Gather round, kids, and listen to Unca Donkey. Once upon a time, political conventions weren’t soporific four-day wastes of time that made you want to stick a fork in your cerebrum (or at least wish they’d outsource the coverage to the FOX NASCAR team and the Sports Junkies). Once, childs, the convention was where they decided WHO WOULD BE THE CANDIDATE.
This process was controlled by political machines, union leaders, big businessmen, etc etc etc. and was not particularly democratic. But because the parties were stronger and more organized, you could sort of follow the chain up and see that the people who represent the people who represent the people who represent the people who represent the people who represent you were making the decision, so in a way – a very very VERY distant way – you sort of had some say-so over the process. This is the sort of thing that led to the thousand-plus Democratic delegates going through 103 ballots in 1924 to pick their candidate – and prompted one wag to suggest that they change the symbol of the party from one donkey to 1,096 jackasses.
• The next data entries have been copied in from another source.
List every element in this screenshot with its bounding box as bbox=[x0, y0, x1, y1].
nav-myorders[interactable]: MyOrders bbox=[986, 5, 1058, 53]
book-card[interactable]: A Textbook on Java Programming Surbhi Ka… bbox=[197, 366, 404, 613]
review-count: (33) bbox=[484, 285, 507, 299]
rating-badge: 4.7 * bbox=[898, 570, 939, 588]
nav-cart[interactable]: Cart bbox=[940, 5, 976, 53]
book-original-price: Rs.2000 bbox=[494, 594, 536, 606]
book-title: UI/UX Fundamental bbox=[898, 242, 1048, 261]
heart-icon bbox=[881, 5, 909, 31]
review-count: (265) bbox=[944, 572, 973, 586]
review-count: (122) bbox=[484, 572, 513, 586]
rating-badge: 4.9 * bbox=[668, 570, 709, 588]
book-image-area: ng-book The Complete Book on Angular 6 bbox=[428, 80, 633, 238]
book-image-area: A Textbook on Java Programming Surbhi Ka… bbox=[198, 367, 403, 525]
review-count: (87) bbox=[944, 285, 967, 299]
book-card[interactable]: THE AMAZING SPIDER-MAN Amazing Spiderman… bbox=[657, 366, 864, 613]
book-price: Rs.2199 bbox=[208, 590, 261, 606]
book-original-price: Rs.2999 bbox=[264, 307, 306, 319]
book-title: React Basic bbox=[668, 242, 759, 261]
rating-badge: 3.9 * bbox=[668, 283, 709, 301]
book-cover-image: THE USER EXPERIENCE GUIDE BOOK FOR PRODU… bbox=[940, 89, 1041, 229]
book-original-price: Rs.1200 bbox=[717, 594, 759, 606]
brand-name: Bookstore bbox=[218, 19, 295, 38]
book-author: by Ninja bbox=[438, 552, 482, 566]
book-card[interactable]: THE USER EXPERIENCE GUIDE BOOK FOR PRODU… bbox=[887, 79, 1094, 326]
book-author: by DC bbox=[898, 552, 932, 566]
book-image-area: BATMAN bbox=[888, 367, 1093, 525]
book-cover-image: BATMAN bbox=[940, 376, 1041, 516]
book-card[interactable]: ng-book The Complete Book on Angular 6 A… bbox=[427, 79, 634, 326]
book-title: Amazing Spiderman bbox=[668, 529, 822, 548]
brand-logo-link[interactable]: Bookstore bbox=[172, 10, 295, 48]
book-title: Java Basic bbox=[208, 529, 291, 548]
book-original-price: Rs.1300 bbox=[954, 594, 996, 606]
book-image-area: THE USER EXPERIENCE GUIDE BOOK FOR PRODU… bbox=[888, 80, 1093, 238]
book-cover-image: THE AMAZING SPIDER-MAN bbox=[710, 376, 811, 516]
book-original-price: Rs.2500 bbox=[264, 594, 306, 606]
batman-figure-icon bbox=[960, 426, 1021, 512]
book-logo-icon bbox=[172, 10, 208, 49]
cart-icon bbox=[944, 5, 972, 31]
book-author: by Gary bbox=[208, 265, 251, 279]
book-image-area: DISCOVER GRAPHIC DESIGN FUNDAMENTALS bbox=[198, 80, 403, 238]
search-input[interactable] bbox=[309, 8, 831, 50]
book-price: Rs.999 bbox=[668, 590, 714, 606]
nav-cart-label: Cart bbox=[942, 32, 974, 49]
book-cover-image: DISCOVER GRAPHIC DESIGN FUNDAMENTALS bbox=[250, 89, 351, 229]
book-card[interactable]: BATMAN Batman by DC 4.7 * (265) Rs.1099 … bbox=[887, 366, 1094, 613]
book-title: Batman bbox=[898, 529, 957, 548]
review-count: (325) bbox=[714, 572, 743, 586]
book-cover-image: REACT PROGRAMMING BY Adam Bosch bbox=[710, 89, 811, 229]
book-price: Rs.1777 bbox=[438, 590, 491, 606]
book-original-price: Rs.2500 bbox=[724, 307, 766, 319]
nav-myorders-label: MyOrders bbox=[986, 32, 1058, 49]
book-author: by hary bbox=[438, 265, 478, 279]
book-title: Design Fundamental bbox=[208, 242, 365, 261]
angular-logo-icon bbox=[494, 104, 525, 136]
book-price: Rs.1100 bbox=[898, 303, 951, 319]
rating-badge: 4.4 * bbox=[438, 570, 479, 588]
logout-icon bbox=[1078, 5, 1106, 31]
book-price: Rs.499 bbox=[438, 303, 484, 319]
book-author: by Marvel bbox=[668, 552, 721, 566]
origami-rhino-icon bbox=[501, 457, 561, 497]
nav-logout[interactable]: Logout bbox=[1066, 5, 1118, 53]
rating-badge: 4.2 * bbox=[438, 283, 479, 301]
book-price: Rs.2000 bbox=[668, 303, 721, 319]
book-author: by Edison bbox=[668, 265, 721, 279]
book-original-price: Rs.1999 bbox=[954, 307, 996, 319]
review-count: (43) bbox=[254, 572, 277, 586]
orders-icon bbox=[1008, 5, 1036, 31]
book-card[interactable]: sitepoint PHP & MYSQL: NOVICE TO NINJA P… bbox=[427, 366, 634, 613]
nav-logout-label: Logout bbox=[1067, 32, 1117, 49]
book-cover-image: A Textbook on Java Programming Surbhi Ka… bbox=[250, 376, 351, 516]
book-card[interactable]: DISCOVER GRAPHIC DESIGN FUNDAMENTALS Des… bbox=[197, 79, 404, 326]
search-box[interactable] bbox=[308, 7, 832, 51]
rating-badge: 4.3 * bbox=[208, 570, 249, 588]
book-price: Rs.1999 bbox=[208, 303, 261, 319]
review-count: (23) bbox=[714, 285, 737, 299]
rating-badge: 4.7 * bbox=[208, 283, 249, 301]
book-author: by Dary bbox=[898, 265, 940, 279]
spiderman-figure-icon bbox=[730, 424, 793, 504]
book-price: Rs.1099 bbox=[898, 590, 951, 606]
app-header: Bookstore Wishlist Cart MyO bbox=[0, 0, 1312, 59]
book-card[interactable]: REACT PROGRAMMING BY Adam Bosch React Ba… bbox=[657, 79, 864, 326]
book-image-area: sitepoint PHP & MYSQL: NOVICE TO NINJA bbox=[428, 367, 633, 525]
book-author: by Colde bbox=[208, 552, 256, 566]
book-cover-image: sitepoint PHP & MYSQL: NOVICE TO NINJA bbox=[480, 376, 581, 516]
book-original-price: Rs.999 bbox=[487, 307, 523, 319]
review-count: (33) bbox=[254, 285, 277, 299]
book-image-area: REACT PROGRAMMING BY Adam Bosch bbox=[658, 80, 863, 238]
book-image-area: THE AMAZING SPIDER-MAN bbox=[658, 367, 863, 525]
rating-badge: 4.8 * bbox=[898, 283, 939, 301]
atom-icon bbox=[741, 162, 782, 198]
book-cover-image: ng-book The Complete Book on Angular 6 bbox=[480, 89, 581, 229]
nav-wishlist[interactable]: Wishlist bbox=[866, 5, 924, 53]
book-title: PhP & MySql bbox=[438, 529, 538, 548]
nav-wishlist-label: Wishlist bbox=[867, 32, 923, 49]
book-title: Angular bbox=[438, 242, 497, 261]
By the 1960s, some states had primaries, some had caucuses, some had state conventions – a real mixed bag. Flash forward to 1968, when the assassination of putative front-runner Bobby Kennedy left the Democrats casting about for a candidate in the midst of a riot and a media circus. In a fit of exhaustion, the party handed the delegate-selection process over to a small group of activists for 1972 – who proceeded to require open selection of delegates, set minimum standards of participation by women, youth and minorities, and put themselves in charge of authenticating the credentials of delegates. Flash forward to 1972, where George McGovern – who chaired the commission above – wins the first prominent Iowa caucus, racks up a lot of winner-take-all delegates, and lands in a convention where stalwart union-ethnic types get decertified in favor of six hippies from Madison, etc etc. Practical upshot: McGovern ends up accepting the nomination at jackass o’clock in the morning, has a debacle with his VP selection, and goes on to valiantly lose 49 states.
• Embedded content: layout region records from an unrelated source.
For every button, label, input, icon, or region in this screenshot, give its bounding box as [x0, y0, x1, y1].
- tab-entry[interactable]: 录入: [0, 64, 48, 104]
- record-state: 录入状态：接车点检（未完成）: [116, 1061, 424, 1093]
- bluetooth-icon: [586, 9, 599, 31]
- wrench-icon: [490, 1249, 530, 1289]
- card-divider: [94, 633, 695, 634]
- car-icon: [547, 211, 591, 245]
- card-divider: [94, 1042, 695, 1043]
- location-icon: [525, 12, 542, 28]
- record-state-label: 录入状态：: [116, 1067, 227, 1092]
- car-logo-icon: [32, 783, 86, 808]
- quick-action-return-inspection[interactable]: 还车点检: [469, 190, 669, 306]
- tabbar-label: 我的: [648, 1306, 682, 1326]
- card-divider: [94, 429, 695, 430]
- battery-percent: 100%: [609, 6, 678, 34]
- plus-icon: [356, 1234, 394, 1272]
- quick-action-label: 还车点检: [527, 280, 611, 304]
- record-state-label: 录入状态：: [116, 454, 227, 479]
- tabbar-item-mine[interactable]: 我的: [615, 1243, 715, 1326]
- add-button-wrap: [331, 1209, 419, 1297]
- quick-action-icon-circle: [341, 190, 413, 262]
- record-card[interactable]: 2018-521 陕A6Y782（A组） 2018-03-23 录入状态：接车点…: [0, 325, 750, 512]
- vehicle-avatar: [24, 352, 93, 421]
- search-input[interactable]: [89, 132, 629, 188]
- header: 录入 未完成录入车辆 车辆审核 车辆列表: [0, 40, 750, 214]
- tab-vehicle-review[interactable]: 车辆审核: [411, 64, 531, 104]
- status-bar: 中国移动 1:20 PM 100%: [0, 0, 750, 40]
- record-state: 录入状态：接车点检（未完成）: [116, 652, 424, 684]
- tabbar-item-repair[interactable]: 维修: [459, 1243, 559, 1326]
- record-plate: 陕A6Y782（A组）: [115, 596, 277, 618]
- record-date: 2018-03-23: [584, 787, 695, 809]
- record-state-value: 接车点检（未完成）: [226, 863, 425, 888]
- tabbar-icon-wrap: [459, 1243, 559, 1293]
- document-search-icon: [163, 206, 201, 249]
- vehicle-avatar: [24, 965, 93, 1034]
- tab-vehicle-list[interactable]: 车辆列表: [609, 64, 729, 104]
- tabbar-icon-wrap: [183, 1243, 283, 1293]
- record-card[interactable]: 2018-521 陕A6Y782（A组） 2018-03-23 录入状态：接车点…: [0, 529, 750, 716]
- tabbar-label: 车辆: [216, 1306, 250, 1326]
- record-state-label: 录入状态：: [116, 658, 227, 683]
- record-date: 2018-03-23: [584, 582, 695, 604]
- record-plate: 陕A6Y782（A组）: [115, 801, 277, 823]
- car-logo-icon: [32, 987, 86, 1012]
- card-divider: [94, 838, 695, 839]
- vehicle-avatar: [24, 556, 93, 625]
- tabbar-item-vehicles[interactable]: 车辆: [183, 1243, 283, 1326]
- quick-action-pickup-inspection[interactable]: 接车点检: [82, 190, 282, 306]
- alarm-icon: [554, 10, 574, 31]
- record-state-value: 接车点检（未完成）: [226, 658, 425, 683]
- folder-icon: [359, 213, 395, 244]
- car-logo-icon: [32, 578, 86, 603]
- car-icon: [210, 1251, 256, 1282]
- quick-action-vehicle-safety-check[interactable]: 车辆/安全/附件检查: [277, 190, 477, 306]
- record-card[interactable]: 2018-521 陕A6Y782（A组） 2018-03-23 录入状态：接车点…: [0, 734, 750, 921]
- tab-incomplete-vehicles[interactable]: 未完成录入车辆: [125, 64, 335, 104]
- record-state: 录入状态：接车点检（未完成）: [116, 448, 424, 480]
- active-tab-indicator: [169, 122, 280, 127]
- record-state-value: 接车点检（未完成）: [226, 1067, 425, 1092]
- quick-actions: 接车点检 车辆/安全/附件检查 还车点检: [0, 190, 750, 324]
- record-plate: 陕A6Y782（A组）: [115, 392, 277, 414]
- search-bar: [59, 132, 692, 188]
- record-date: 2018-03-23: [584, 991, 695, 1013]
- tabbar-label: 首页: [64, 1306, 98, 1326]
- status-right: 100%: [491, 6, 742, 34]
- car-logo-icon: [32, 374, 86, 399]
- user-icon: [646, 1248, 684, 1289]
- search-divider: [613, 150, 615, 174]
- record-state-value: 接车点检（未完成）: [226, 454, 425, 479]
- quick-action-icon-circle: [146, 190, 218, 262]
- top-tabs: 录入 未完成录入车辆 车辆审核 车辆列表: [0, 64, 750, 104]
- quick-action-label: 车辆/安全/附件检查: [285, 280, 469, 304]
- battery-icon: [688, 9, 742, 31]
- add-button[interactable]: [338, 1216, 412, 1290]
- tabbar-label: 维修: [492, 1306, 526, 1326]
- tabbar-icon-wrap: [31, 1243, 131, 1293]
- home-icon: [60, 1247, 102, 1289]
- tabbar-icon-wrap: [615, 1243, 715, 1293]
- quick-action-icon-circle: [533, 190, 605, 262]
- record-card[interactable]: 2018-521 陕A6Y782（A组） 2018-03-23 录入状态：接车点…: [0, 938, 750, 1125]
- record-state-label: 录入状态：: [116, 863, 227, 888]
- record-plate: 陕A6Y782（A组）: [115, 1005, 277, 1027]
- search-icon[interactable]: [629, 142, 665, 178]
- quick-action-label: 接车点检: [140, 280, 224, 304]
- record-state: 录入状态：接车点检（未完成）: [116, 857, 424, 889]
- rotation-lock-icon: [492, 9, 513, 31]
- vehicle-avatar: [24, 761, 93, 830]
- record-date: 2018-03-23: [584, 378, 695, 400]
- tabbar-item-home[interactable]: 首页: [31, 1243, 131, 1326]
This is when a couple of things happened on the D’s side. For one, they introduced proportional allocation of delegates, so one candidate who polled 30% couldn’t swipe an entire state’s delegation. And just in case that wasn’t enough to forestall insurgent candidates (like Ted Kennedy in 1980, challenging a sitting President), they created the superdelegate for 1984: a ranking Party figure, usually a member of Congress or governor or something like that, who would remain unselected until the convention, to insure that the right person got the nod instead of somebody who would lead the Dems to another Cannae.
So that’s how we got the process we have now. It didn’t entirely forestall the possibility of an insurgent – Carter got the nod in 1976. Nor did it ensure a competitive candidate – Mondale was the establishment choice in 1984 and managed to repeat McGovern’s frying-pan-in-the-balls feat of losing 49 states. The Democratic process that bedevils us now is a direct linear result of a fiasco 40 years ago.
As for the Republicans, they never had anything that would lead to those kinds of changes in the process. No superdelegates, mostly winner-take-all allocation of delegates. Maybe if the Reagan insurgency had succeeded in 1976, things would be different, but if Goldwater ’64 didn’t change things, I can’t imagine what would have. Besides, the thing that has always bedeviled the GOP is the whole idea of “it’s his turn.” Which is what put Bush on the ticket in 1988, Dole on the ticket in 1996, and arguably, McCain in 2004. McCain has also made out like a bandit with winner-take-all delegates; until Super Tuesday, I don’t think he broke 40% in any primary or caucus. This is obviously part and parcel of having 4 or 5 candidates in the race, but the fact remains that through no fault of their own, the Republicans have inadvertently handed their top spot to a character who is 72 years old and odious to the majority of the party’s activist base.
If you don’t think there are going to be MASSIVE changes to the GOP selection process for 2012…I’ll take that bet.
So practical upshot: nobody designed the system to work like this. Nobody really intended for anything to work out like this; it evolved organically and just sort of flopped up on the beach. And because the mechanism of delegate selection is ultimately controlled at the state level, it’s going to take a hundred changes to make a difference in every state and both parties.